Sezon sonunda içi iyice kuruyup takır takır olunca toplanırdı. Zaten o ana kadar kökü de kurumuş olurdu. Su kabağı çeşitli büyüklüklerde ve uzunca bir sapı olan bir üründü. Sapından tuttuktan sonra, yuvarlak yerinin göğe bakan kısmı bıçakla veya kıl testeresi ile avuç içi büyüklüğünde açılır ve su kabağımız kullanıma hazır hale gelirdi.
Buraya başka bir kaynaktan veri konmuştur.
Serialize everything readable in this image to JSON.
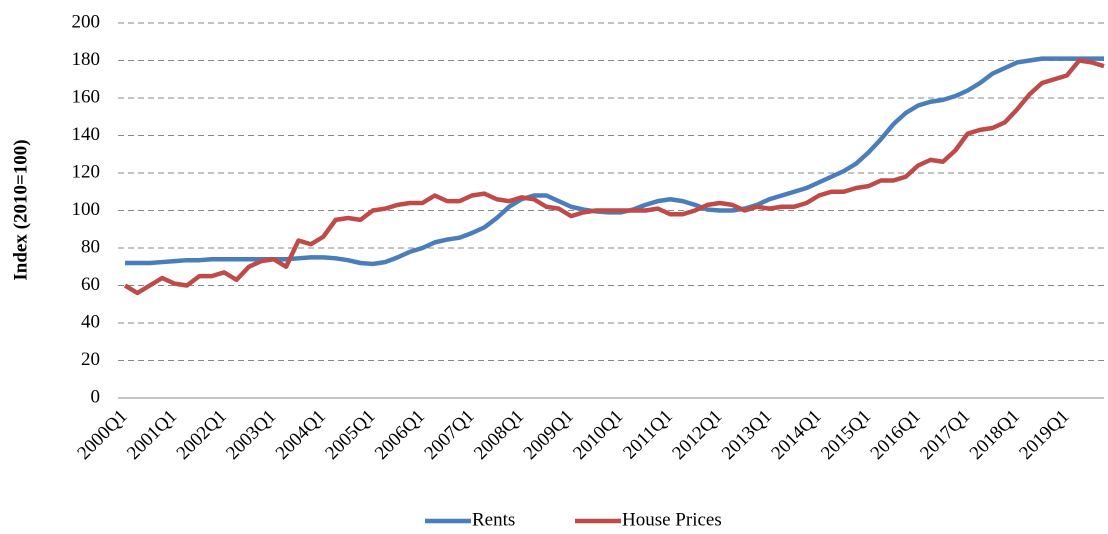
{
  "chart_data": {
    "type": "line",
    "y_label": "Index (2010=100)",
    "categories": [
      "2000Q1",
      null,
      null,
      null,
      "2001Q1",
      null,
      null,
      null,
      "2002Q1",
      null,
      null,
      null,
      "2003Q1",
      null,
      null,
      null,
      "2004Q1",
      null,
      null,
      null,
      "2005Q1",
      null,
      null,
      null,
      "2006Q1",
      null,
      null,
      null,
      "2007Q1",
      null,
      null,
      null,
      "2008Q1",
      null,
      null,
      null,
      "2009Q1",
      null,
      null,
      null,
      "2010Q1",
      null,
      null,
      null,
      "2011Q1",
      null,
      null,
      null,
      "2012Q1",
      null,
      null,
      null,
      "2013Q1",
      null,
      null,
      null,
      "2014Q1",
      null,
      null,
      null,
      "2015Q1",
      null,
      null,
      null,
      "2016Q1",
      null,
      null,
      null,
      "2017Q1",
      null,
      null,
      null,
      "2018Q1",
      null,
      null,
      null,
      "2019Q1",
      null,
      null,
      null
    ],
    "series": [
      {
        "name": "Rents",
        "color": "#4a7ebb",
        "values": [
          72,
          72,
          72,
          72.5,
          73,
          73.5,
          73.5,
          74,
          74,
          74,
          74,
          74,
          74,
          74,
          74.5,
          75,
          75,
          74.5,
          73.5,
          72,
          71.5,
          72.5,
          75,
          78,
          80,
          83,
          84.5,
          85.5,
          88,
          91,
          96,
          102,
          106,
          108,
          108,
          105,
          102,
          100.5,
          99.5,
          99,
          99,
          100.5,
          103,
          105,
          106,
          105,
          103,
          100.5,
          100,
          100,
          101,
          103,
          106,
          108,
          110,
          112,
          115,
          118,
          121,
          125,
          131,
          138,
          146,
          152,
          156,
          158,
          159,
          161,
          164,
          168,
          173,
          176,
          179,
          180,
          181,
          181,
          181,
          181,
          181,
          181
        ]
      },
      {
        "name": "House Prices",
        "color": "#be4b48",
        "values": [
          60,
          56,
          60,
          64,
          61,
          60,
          65,
          65,
          67,
          63,
          70,
          73,
          74,
          70,
          84,
          82,
          86,
          95,
          96,
          95,
          100,
          101,
          103,
          104,
          104,
          108,
          105,
          105,
          108,
          109,
          106,
          105,
          107,
          106,
          102,
          101,
          97,
          99,
          100,
          100,
          100,
          100,
          100,
          101,
          98,
          98,
          100,
          103,
          104,
          103,
          100,
          102,
          101,
          102,
          102,
          104,
          108,
          110,
          110,
          112,
          113,
          116,
          116,
          118,
          124,
          127,
          126,
          132,
          141,
          143,
          144,
          147,
          154,
          162,
          168,
          170,
          172,
          180,
          179,
          177
        ]
      }
    ],
    "ylim": [
      0,
      200
    ],
    "yticks": [
      0,
      20,
      40,
      60,
      80,
      100,
      120,
      140,
      160,
      180,
      200
    ],
    "grid": true,
    "legend": "bottom"
  }
}
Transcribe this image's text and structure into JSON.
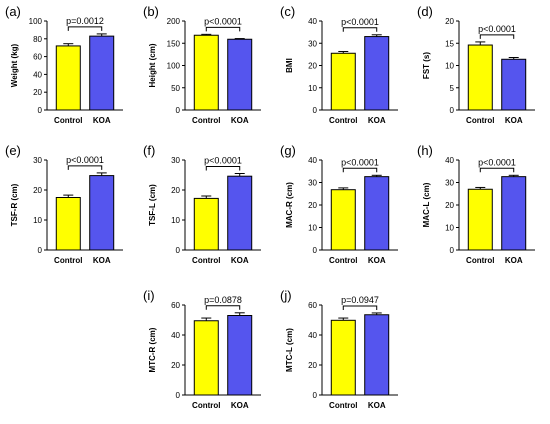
{
  "colors": {
    "control": "#ffff00",
    "koa": "#5555ee",
    "stroke": "#000000"
  },
  "chart_data": [
    {
      "type": "bar",
      "label": "(a)",
      "ylabel": "Weight (kg)",
      "categories": [
        "Control",
        "KOA"
      ],
      "values": [
        72,
        83
      ],
      "errors": [
        2.5,
        2.5
      ],
      "ylim": [
        0,
        100
      ],
      "ticks": [
        "0",
        "20",
        "40",
        "60",
        "80",
        "100"
      ],
      "pvalue": "p=0.0012"
    },
    {
      "type": "bar",
      "label": "(b)",
      "ylabel": "Height (cm)",
      "categories": [
        "Control",
        "KOA"
      ],
      "values": [
        168,
        159
      ],
      "errors": [
        2,
        1.5
      ],
      "ylim": [
        0,
        200
      ],
      "ticks": [
        "0",
        "50",
        "100",
        "150",
        "200"
      ],
      "pvalue": "p<0.0001"
    },
    {
      "type": "bar",
      "label": "(c)",
      "ylabel": "BMI",
      "categories": [
        "Control",
        "KOA"
      ],
      "values": [
        25.5,
        33
      ],
      "errors": [
        0.8,
        0.8
      ],
      "ylim": [
        0,
        40
      ],
      "ticks": [
        "0",
        "10",
        "20",
        "30",
        "40"
      ],
      "pvalue": "p<0.0001"
    },
    {
      "type": "bar",
      "label": "(d)",
      "ylabel": "FST (s)",
      "categories": [
        "Control",
        "KOA"
      ],
      "values": [
        14.6,
        11.4
      ],
      "errors": [
        0.7,
        0.4
      ],
      "ylim": [
        0,
        20
      ],
      "ticks": [
        "0",
        "5",
        "10",
        "15",
        "20"
      ],
      "pvalue": "p<0.0001"
    },
    {
      "type": "bar",
      "label": "(e)",
      "ylabel": "TSF-R (cm)",
      "categories": [
        "Control",
        "KOA"
      ],
      "values": [
        17.5,
        24.8
      ],
      "errors": [
        0.8,
        0.9
      ],
      "ylim": [
        0,
        30
      ],
      "ticks": [
        "0",
        "10",
        "20",
        "30"
      ],
      "pvalue": "p<0.0001"
    },
    {
      "type": "bar",
      "label": "(f)",
      "ylabel": "TSF-L (cm)",
      "categories": [
        "Control",
        "KOA"
      ],
      "values": [
        17.2,
        24.6
      ],
      "errors": [
        0.8,
        0.9
      ],
      "ylim": [
        0,
        30
      ],
      "ticks": [
        "0",
        "10",
        "20",
        "30"
      ],
      "pvalue": "p<0.0001"
    },
    {
      "type": "bar",
      "label": "(g)",
      "ylabel": "MAC-R (cm)",
      "categories": [
        "Control",
        "KOA"
      ],
      "values": [
        26.8,
        32.6
      ],
      "errors": [
        0.8,
        0.6
      ],
      "ylim": [
        0,
        40
      ],
      "ticks": [
        "0",
        "10",
        "20",
        "30",
        "40"
      ],
      "pvalue": "p<0.0001"
    },
    {
      "type": "bar",
      "label": "(h)",
      "ylabel": "MAC-L (cm)",
      "categories": [
        "Control",
        "KOA"
      ],
      "values": [
        27,
        32.6
      ],
      "errors": [
        0.8,
        0.6
      ],
      "ylim": [
        0,
        40
      ],
      "ticks": [
        "0",
        "10",
        "20",
        "30",
        "40"
      ],
      "pvalue": "p<0.0001"
    },
    {
      "type": "bar",
      "label": "(i)",
      "ylabel": "MTC-R (cm)",
      "categories": [
        "Control",
        "KOA"
      ],
      "values": [
        49.5,
        53
      ],
      "errors": [
        1.8,
        1.8
      ],
      "ylim": [
        0,
        60
      ],
      "ticks": [
        "0",
        "20",
        "40",
        "60"
      ],
      "pvalue": "p=0.0878"
    },
    {
      "type": "bar",
      "label": "(j)",
      "ylabel": "MTC-L (cm)",
      "categories": [
        "Control",
        "KOA"
      ],
      "values": [
        49.8,
        53.5
      ],
      "errors": [
        1.5,
        1.2
      ],
      "ylim": [
        0,
        60
      ],
      "ticks": [
        "0",
        "20",
        "40",
        "60"
      ],
      "pvalue": "p=0.0947"
    }
  ]
}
Daha iyi kavrayabilmek ve içindeki suyu giyecek taşına daha rahat dökebilmek için, sapı ince ve tutamağı güzel olanlar tercih edilirdi.
Sağ elin rahatça kavrayamadığı saplı kabaklar, başarılı su kabağı sınıfına girmezlerdi. O yıllarda meşiraba ve bir litrelik zeytinyağı tenekelerine sap yapılarak kullanılan gereçler vardı. Ama onların kaynatma kazanlarında su kabağı kadar başarılı kullanılmaları mümkün değildi. Su kabağının uzun sapı, kaynayan kazanda ellerimizin yanmasını engellerdi.
Su kabakları bir de yıkanırken kullanılırdı. Analarımız bizleri odalarımızın ortasına konulan “hamam ileni” diye tabir edilen tenekeden yapılmış leğenlerin içinde yıkarken, su kabaklarını kafamıza su dökmek için kullanırlardı. Kız çocukları mutlaka evlerin içinde çimdirilirken, oğlan çocukları genellikte giyeceklerin yıkanması bittikten sonra, giyecek taşının üzerine çıkarılarak analarımız tarafından çimdirilirdik.
Gecek taşının üzerinde çimerken, en ufak bir yaramazlık yaptığımız an, su kabağını kafamıza yediğimiz an olurdu. Öfkenin katsayısına göre kabak kafaya hızlı vurulursa, çatlar ve kırılırdı. Haydaaa, bir kuşlukluk iş bir kışlığa dönüşürdü. Hazırda veya yedekte yapılmış bir su kabağı yoksa, kavga kıyamet ortalığı götürürdü.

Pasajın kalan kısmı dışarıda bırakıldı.